What really matters to people is the meaning of a message, not its bit-count, but mathematicians have been unable to quantify meaning. So far.
And that brings us back to stories, which are messages that convey meaning. The moral is that we should not confuse a story with 'information'. The elves gave humanity stories, but they didn't give them any information. In fact, the stories people came up with included things like werewolves, which don't even exist on Roundworld. No information there -at least, apart from what it might tell you about the human imagination.
Most people, scientists in particular, are happiest with a concept when they can put a number to it. Anything else, they feel, is too vague to be useful. 'Information' is a number, so that comfortable feeling of precision slips in without anyone noticing that it might be spurious. Two sciences that have gone a long way down this slippery path are biology and physics.
The discovery of the linear molecular structure of DNA has given evolutionary biology a seductive metaphor for the complexity of organisms and how they evolve, namely: the genome of an organism represents the information that is required to construct it. The origin of this metaphor is Francis Crick and James Watson's epic discovery that an organism's DNA consists of 'code words' in the four molecular 'letters' A C T G, which, you'll recall, are the initials of the four possible 'bases'. This description led to the inevitable metaphor that the genome contains information about the corresponding organism. Indeed, the genome is widely described as
'containing the information needed to produce' an organism.

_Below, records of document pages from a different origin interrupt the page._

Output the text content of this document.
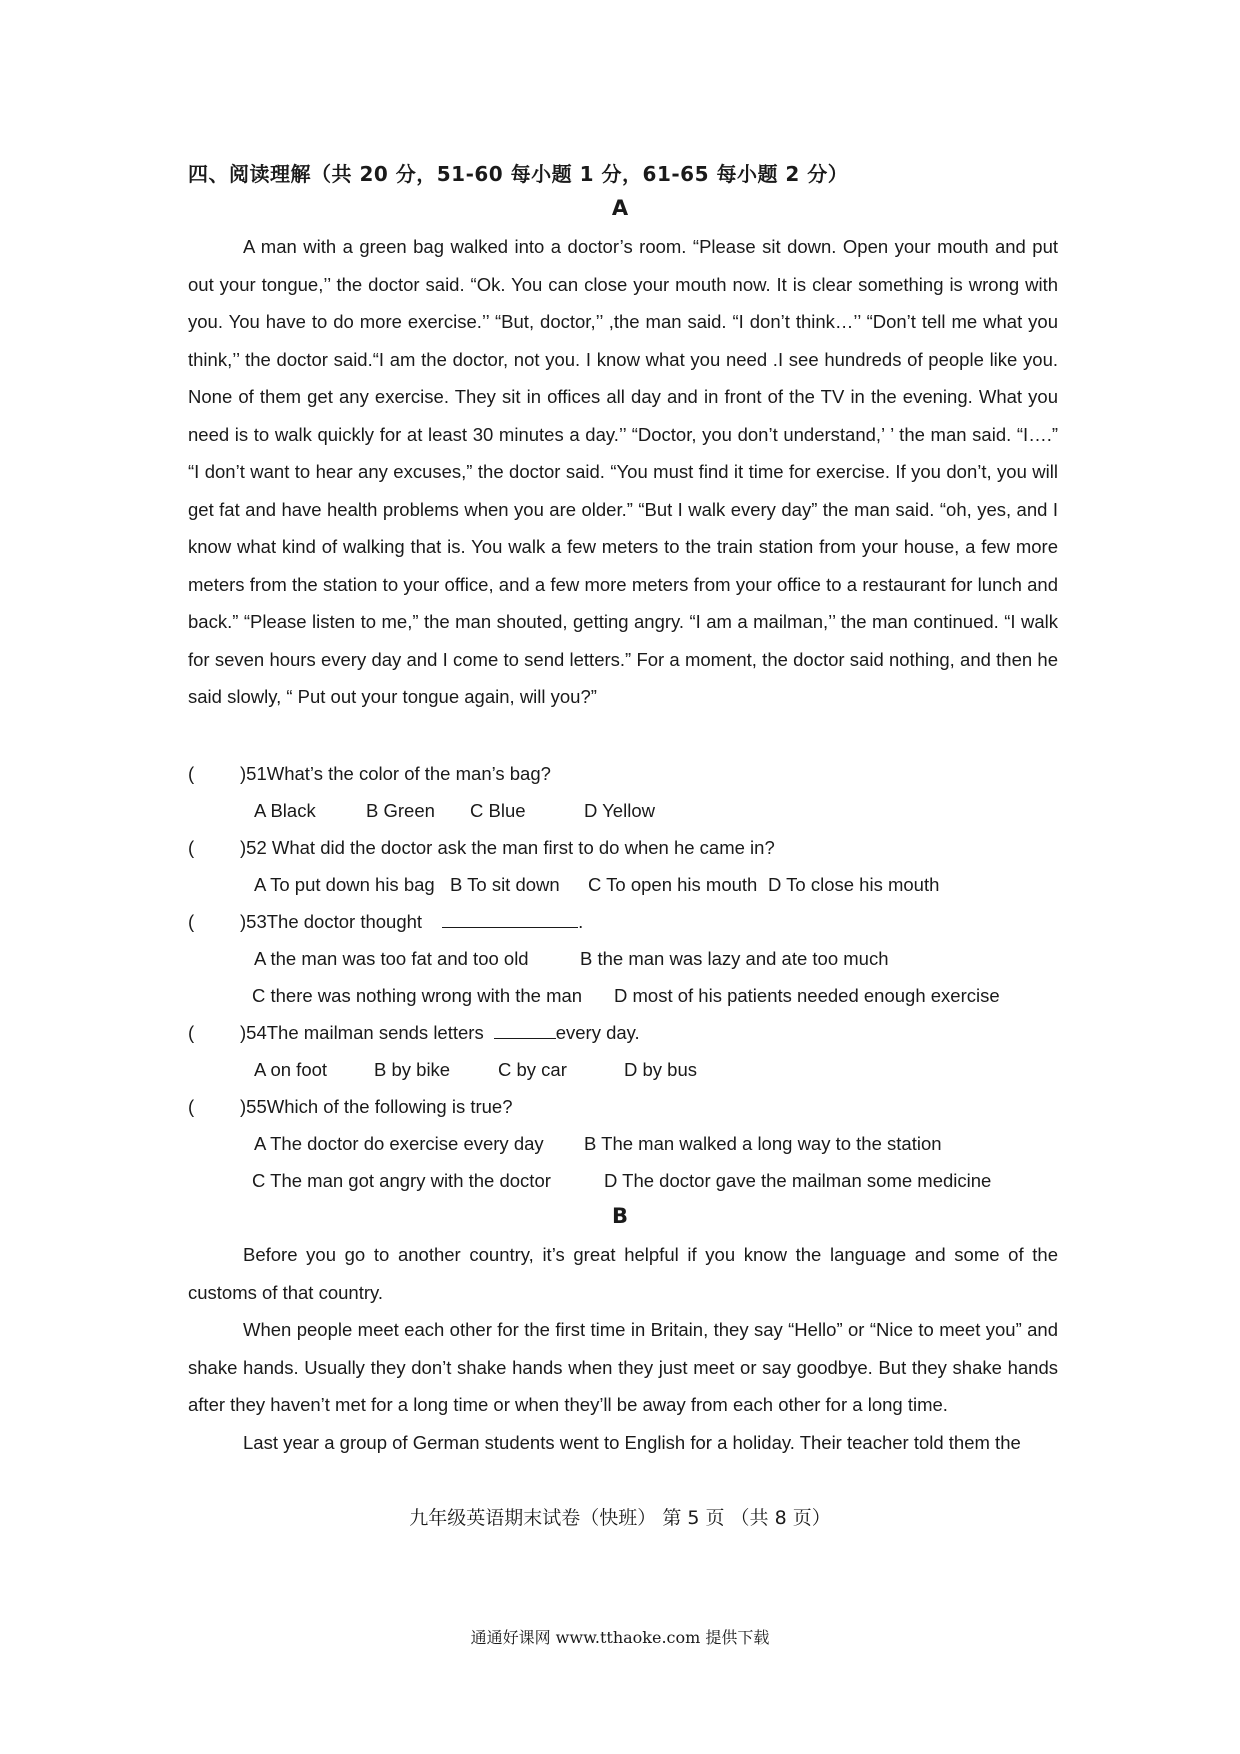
四、阅读理解（共 20 分，51-60 每小题 1 分，61-65 每小题 2 分）
A

A man with a green bag walked into a doctor’s room. “Please sit down. Open your mouth and put out your tongue,’’ the doctor said. “Ok. You can close your mouth now. It is clear something is wrong with you. You have to do more exercise.’’ “But, doctor,’’ ,the man said. “I don’t think…’’ “Don’t tell me what you think,’’ the doctor said.“I am the doctor, not you. I know what you need .I see hundreds of people like you. None of them get any exercise. They sit in offices all day and in front of the TV in the evening. What you need is to walk quickly for at least 30 minutes a day.’’ “Doctor, you don’t understand,’ ’ the man said. “I….” “I don’t want to hear any excuses,” the doctor said. “You must find it time for exercise. If you don’t, you will get fat and have health problems when you are older.” “But I walk every day” the man said. “oh, yes, and I know what kind of walking that is. You walk a few meters to the train station from your house, a few more meters from the station to your office, and a few more meters from your office to a restaurant for lunch and back.” “Please listen to me,” the man shouted, getting angry. “I am a mailman,’’ the man continued. “I walk for seven hours every day and I come to send letters.” For a moment, the doctor said nothing, and then he said slowly, “ Put out your tongue again, will you?”

( )51What’s the color of the man’s bag?
A Black	B Green C Blue	D Yellow
( )52 What did the doctor ask the man first to do when he came in?
A To put down his bag B To sit down C To open his mouth D To close his mouth
( )53The doctor thought	.
A the man was too fat and too old	B the man was lazy and ate too much
C there was nothing wrong with the man D most of his patients needed enough exercise
( )54The mailman sends letters	every day.
A on foot	B by bike	C by car	D by bus
( )55Which of the following is true?
A The doctor do exercise every day B The man walked a long way to the station
C The man got angry with the doctor	D The doctor gave the mailman some medicine
B

Before you go to another country, it’s great helpful if you know the language and some of the customs of that country.

When people meet each other for the first time in Britain, they say “Hello” or “Nice to meet you” and shake hands. Usually they don’t shake hands when they just meet or say goodbye. But they shake hands after they haven’t met for a long time or when they’ll be away from each other for a long time.

Last year a group of German students went to English for a holiday. Their teacher told them the

九年级英语期末试卷（快班） 第 5 页 （共 8 页）
通通好课网 www.tthaoke.com 提供下载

The easy target here is the word 'the'. There are innumerable reasons why a developing organism's DNA does not determine the organism. These non-genomic influences on development are collectively known as 'epigenetics', and they range from subtle chemical tagging of DNA to the investment of parental care. The hard target is 'information'. Certainly, the genome includes information in some sense: currently an enormous international effort is being devoted to listing that information for the human genome, and also for other organisms such as rice, yeast, and the nematode worm Caenorhabditis elegans. But notice how easily we slip into cavalier attitudes, for here the word 'information' refers to the human mind as receiver, not to the developing organism. The Human Genome Project informs us, not organisms.

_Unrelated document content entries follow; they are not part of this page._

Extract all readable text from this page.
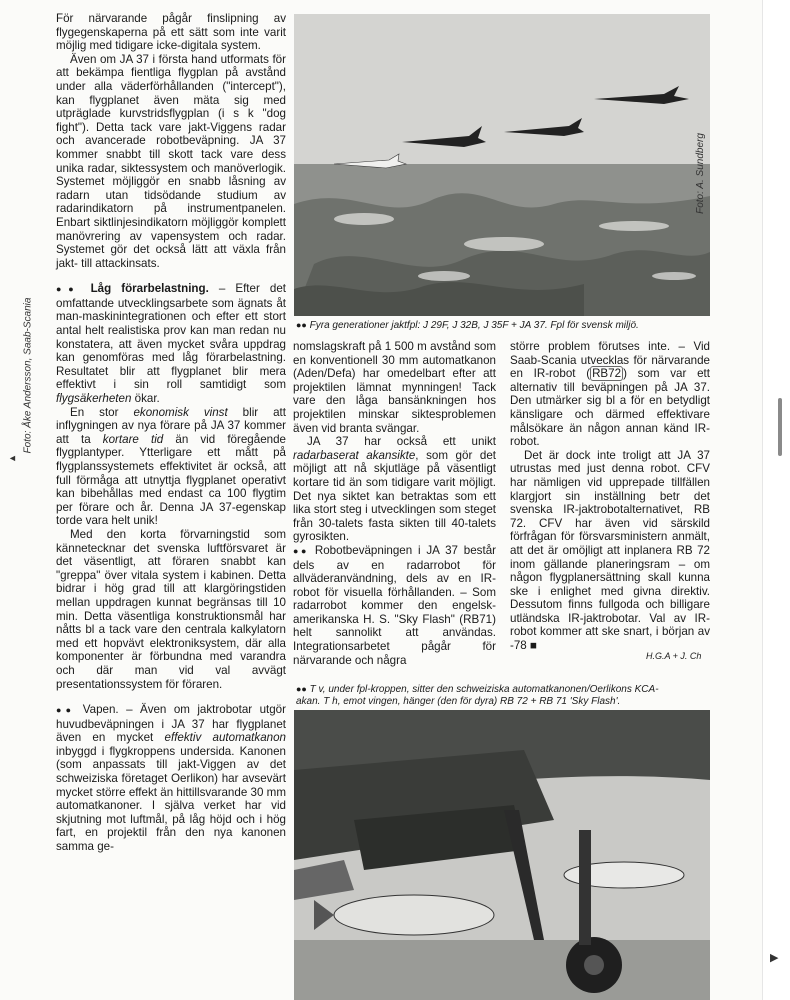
Foto: Åke Andersson, Saab-Scania
◄

För närvarande pågår finslipning av flygegenskaperna på ett sätt som inte varit möjlig med tidigare icke-digitala system.

Även om JA 37 i första hand utformats för att bekämpa fientliga flygplan på avstånd under alla väderförhållanden ("intercept"), kan flygplanet även mäta sig med utpräglade kurvstridsflygplan (i s k "dog fight"). Detta tack vare jakt-Viggens radar och avancerade robotbeväpning. JA 37 kommer snabbt till skott tack vare dess unika radar, siktessystem och manöverlogik. Systemet möjliggör en snabb låsning av radarn utan tidsödande studium av radarindikatorn på instrumentpanelen. Enbart siktlinjesindikatorn möjliggör komplett manövrering av vapensystem och radar. Systemet gör det också lätt att växla från jakt- till attackinsats.

●● Låg förarbelastning. – Efter det omfattande utvecklingsarbete som ägnats åt man-maskinintegrationen och efter ett stort antal helt realistiska prov kan man redan nu konstatera, att även mycket svåra uppdrag kan genomföras med låg förarbelastning. Resultatet blir att flygplanet blir mera effektivt i sin roll samtidigt som flygsäkerheten ökar.

En stor ekonomisk vinst blir att inflygningen av nya förare på JA 37 kommer att ta kortare tid än vid föregående flygplantyper. Ytterligare ett mått på flygplanssystemets effektivitet är också, att full förmåga att utnyttja flygplanet operativt kan bibehållas med endast ca 100 flygtim per förare och år. Denna JA 37-egenskap torde vara helt unik!

Med den korta förvarningstid som kännetecknar det svenska luftförsvaret är det väsentligt, att föraren snabbt kan "greppa" över vitala system i kabinen. Detta bidrar i hög grad till att klargöringstiden mellan uppdragen kunnat begränsas till 10 min. Detta väsentliga konstruktionsmål har nåtts bl a tack vare den centrala kalkylatorn med ett hopvävt elektroniksystem, där alla komponenter är förbundna med varandra och där man vid val avvägt presentationssystem för föraren.

●● Vapen. – Även om jaktrobotar utgör huvudbeväpningen i JA 37 har flygplanet även en mycket effektiv automatkanon inbyggd i flygkroppens undersida. Kanonen (som anpassats till jakt-Viggen av det schweiziska företaget Oerlikon) har avsevärt mycket större effekt än hittillsvarande 30 mm automatkanoner. I själva verket har vid skjutning mot luftmål, på låg höjd och i hög fart, en projektil från den nya kanonen samma ge-

Foto: A. Sundberg
●● Fyra generationer jaktfpl: J 29F, J 32B, J 35F + JA 37. Fpl för svensk miljö.

nomslagskraft på 1 500 m avstånd som en konventionell 30 mm automatkanon (Aden/Defa) har omedelbart efter att projektilen lämnat mynningen! Tack vare den låga bansänkningen hos projektilen minskar siktesproblemen även vid branta svängar.

JA 37 har också ett unikt radarbaserat akansikte, som gör det möjligt att nå skjutläge på väsentligt kortare tid än som tidigare varit möjligt. Det nya siktet kan betraktas som ett lika stort steg i utvecklingen som steget från 30-talets fasta sikten till 40-talets gyrosikten.

●● Robotbeväpningen i JA 37 består dels av en radarrobot för allväderanvändning, dels av en IR-robot för visuella förhållanden. – Som radarrobot kommer den engelsk-amerikanska H. S. "Sky Flash" (RB71) helt sannolikt att användas. Integrationsarbetet pågår för närvarande och några

större problem förutses inte. – Vid Saab-Scania utvecklas för närvarande en IR-robot ( RB72 ) som var ett alternativ till beväpningen på JA 37. Den utmärker sig bl a för en betydligt känsligare och därmed effektivare målsökare än någon annan känd IR-robot.

Det är dock inte troligt att JA 37 utrustas med just denna robot. CFV har nämligen vid upprepade tillfällen klargjort sin inställning betr det svenska IR-jaktrobotalternativet, RB 72. CFV har även vid särskild förfrågan för försvarsministern anmält, att det är omöjligt att inplanera RB 72 inom gällande planeringsram – om någon flygplanersättning skall kunna ske i enlighet med givna direktiv. Dessutom finns fullgoda och billigare utländska IR-jaktrobotar. Val av IR-robot kommer att ske snart, i början av -78 ■

H.G.A + J. Ch
●● T v, under fpl-kroppen, sitter den schweiziska automatkanonen/Oerlikons KCA-
akan. T h, emot vingen, hänger (den för dyra) RB 72 + RB 71 'Sky Flash'.
▶
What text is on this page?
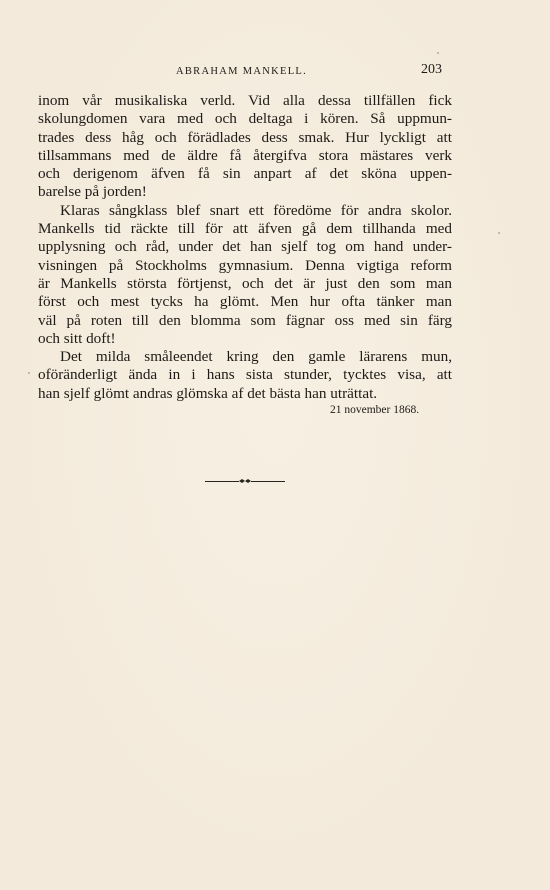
ABRAHAM MANKELL.	203
inom vår musikaliska verld. Vid alla dessa tillfällen fick
skolungdomen vara med och deltaga i kören. Så uppmun-
trades dess håg och förädlades dess smak. Hur lyckligt att
tillsammans med de äldre få återgifva stora mästares verk
och derigenom äfven få sin anpart af det sköna uppen-
barelse på jorden!
Klaras sångklass blef snart ett föredöme för andra skolor.
Mankells tid räckte till för att äfven gå dem tillhanda med
upplysning och råd, under det han sjelf tog om hand under-
visningen på Stockholms gymnasium. Denna vigtiga reform
är Mankells största förtjenst, och det är just den som man
först och mest tycks ha glömt. Men hur ofta tänker man
väl på roten till den blomma som fägnar oss med sin färg
och sitt doft!
Det milda småleendet kring den gamle lärarens mun,
oföränderligt ända in i hans sista stunder, tycktes visa, att
han sjelf glömt andras glömska af det bästa han uträttat.
21 november 1868.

This flawed metaphor leads to the equally flawed conclusion that the genome explains the complexity of an organism in terms of the amount of information in its DNA code. Humans are complicated because they have a long genome that carries a lot of information; nematodes are less complicated because their genome is shorter. However, this seductive idea can't be true. For example, the Shannon information content of the human genome is smaller by several orders of magnitude than the quantity of information needed to describe the wiring of the neurons in the human brain. How can we be more complex than the information that describes us? And some amoebas have much longer genomes than ours, which takes us down several pegs as well as casting even more doubt on DNA as information.
Underlying the widespread belief that DNA complexity explains organism complexity (even though it clearly doesn't) are two assumptions, two scientific stories that we tell ourselves. The first story is DNA as Blueprint, in which the genome is represented not just as an important source of control and guidance over biological development, but as the information needed to determine an organism. The second is DNA as Message, the 'Book of Life' metaphor.